Inilah wajah baru kapitalisme: neoliberalisme! Di berbagai negara khususnya negara dunia ketiga yang miskin dan terbelakang, neoliberalisme berjalan dibungkus legalitas hukum dan prosedural demokrasi yang menekankan tiada proteksi negara terhadap produksi dan sektor yang menguasai hajat hidup rakyat, efisiensi keuangan dalam bentuk pencabutan subsidi, profesionalisasi perusahaan-perusahaan besar dalam bentuk privatisasi/ swastanisasi yang notabene kekuatan modal asing.

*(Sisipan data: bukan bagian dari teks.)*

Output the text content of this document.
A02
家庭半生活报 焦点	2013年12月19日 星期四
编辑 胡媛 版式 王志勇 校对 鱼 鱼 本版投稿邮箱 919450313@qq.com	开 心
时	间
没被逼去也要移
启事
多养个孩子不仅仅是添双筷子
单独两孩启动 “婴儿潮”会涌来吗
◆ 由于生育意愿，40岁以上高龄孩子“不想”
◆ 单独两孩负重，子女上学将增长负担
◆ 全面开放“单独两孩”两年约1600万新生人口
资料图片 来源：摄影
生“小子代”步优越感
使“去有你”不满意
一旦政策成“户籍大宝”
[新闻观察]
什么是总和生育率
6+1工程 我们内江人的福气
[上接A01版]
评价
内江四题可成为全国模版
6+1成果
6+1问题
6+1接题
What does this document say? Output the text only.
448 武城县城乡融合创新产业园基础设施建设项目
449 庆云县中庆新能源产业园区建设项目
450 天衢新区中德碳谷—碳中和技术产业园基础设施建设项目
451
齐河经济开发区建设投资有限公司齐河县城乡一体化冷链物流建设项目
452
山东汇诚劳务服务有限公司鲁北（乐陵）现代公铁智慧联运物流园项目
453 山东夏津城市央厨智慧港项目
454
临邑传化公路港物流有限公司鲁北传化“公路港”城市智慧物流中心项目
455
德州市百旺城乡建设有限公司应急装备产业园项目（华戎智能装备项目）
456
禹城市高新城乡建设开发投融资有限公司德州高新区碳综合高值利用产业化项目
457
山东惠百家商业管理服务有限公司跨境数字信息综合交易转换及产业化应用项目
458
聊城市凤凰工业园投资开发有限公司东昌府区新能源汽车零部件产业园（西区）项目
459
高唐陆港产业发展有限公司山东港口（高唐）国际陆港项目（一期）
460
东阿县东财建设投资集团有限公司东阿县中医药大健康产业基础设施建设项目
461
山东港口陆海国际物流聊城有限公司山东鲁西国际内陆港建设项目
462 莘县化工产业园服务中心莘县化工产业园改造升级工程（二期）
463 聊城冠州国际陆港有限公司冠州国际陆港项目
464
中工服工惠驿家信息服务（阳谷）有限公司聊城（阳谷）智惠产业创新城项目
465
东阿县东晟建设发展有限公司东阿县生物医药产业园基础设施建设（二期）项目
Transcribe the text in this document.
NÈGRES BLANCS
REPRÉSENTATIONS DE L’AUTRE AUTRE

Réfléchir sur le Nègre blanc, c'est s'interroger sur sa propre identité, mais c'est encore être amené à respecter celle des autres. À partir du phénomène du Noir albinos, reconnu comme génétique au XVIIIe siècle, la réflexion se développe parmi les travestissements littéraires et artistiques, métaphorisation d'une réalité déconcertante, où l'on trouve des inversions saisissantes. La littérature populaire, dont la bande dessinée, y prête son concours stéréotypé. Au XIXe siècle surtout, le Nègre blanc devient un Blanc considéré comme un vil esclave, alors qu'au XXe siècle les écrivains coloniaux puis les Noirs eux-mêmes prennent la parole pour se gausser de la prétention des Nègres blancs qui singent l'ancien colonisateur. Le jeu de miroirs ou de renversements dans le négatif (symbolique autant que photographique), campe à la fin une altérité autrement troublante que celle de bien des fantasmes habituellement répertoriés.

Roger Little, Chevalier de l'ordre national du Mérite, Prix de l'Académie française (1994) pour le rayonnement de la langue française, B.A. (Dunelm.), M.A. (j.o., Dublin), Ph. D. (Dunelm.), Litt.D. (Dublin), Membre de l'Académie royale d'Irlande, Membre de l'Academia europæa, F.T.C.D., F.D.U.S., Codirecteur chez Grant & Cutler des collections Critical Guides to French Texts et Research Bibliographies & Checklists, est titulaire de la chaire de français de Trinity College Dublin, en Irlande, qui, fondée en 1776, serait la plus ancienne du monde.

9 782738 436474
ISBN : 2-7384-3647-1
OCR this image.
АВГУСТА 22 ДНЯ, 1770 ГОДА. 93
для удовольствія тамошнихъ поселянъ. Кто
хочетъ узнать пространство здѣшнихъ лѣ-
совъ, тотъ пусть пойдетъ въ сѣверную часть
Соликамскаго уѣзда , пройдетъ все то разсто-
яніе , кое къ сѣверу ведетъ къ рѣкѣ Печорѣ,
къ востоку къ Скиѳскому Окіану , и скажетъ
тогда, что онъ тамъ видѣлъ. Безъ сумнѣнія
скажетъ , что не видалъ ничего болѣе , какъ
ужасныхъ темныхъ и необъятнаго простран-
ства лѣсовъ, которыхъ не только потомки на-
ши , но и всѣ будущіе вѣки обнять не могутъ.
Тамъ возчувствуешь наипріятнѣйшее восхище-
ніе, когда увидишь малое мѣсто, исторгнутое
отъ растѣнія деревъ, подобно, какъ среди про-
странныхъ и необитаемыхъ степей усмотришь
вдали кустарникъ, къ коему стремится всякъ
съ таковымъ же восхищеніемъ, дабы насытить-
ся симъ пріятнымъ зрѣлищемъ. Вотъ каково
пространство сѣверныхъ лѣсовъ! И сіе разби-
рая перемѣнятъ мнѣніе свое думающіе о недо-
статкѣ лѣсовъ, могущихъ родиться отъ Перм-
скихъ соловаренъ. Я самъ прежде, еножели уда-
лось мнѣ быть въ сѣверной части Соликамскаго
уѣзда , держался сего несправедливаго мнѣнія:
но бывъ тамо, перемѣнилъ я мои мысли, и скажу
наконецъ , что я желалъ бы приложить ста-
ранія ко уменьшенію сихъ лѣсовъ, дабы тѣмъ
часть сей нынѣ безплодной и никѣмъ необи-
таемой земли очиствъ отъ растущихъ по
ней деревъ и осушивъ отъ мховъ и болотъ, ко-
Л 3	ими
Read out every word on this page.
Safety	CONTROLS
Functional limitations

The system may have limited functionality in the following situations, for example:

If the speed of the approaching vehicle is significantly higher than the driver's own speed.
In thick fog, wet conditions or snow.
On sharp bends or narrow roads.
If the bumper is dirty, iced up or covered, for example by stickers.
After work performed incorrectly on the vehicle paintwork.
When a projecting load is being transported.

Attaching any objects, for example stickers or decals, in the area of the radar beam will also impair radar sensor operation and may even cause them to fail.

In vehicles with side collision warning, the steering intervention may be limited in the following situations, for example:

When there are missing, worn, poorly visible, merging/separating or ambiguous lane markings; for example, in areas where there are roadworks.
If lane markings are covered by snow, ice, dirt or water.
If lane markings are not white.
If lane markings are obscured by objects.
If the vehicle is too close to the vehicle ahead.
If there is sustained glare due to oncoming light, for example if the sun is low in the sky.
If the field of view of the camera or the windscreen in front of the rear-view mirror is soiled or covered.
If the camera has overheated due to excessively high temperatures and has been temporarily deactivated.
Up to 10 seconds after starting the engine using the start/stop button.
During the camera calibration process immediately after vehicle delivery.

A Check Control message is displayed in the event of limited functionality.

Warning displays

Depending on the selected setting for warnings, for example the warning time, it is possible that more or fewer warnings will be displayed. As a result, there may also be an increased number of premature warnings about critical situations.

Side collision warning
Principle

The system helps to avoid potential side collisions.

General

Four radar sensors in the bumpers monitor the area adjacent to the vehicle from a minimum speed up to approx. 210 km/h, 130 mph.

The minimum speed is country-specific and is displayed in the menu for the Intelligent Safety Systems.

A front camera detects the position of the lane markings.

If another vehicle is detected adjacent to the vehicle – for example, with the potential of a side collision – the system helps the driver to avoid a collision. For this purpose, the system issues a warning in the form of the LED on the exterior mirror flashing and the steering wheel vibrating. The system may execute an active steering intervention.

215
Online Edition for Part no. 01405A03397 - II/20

Selain keharusan menjalankan rutinitas pemilihan umum untuk membentuk rezim pro-pasar demi arus investasi, hingga penggunaan mekanisme hukum dan pengerahan kekuatan represif dalam masalah domestik yang mengganggu stabilitas ekonomi dan keamanan modal asing.
Di bawah neoliberalisme, transisi demokrasi di Indonesia berjalan dari kediktatoran Orde Baru menuju keterbukaan pasca Reformasi 1998. Kebebasan pascareformasi merebakkan perlawanan rakyat. Sebagian berhasil mencapai sasaran dan atau merebut haknya kembali, tetapi mayoritas gagal. Angka kemiskinan semakin meresahkan: 37,17 juta rakyat berpenghasilan di bawah 2 dolar AS/ hari, 10,55 juta jiwa pengangguran usia produktif (per tahun 2007), pelayanan kesehatan semakin mahal, pendidikan tidak kreatif dan “membebaskan” hanya menciptakan tenaga buruh murah, kepastian hukum menjadi komoditas untuk orang kaya dan koruptor.
Modal asing (yang antikemanusiaan) merambah ke sektor penting yang menguasai hajat hidup rakyat seperti air, transportasi, dan lain-lain sehingga proses produksi dalam negeri sangat bergantung pada pihak asing. Sementara harga jual komoditas rakyat dibanderol murah dengan alasan standar mutu yang rendah di pangsa pasar global. Independensi bangsa menurun karena pembangunan masih berharap pada bantuan dan hutang luar negeri (terus bertambah tanpa transparansi); enggan untuk mengembangkan potensi bangsa, misalnya sektor usaha kecil menengah (UKM) yang terbukti survive melewati krisis dan menyerap banyak tenaga kerja.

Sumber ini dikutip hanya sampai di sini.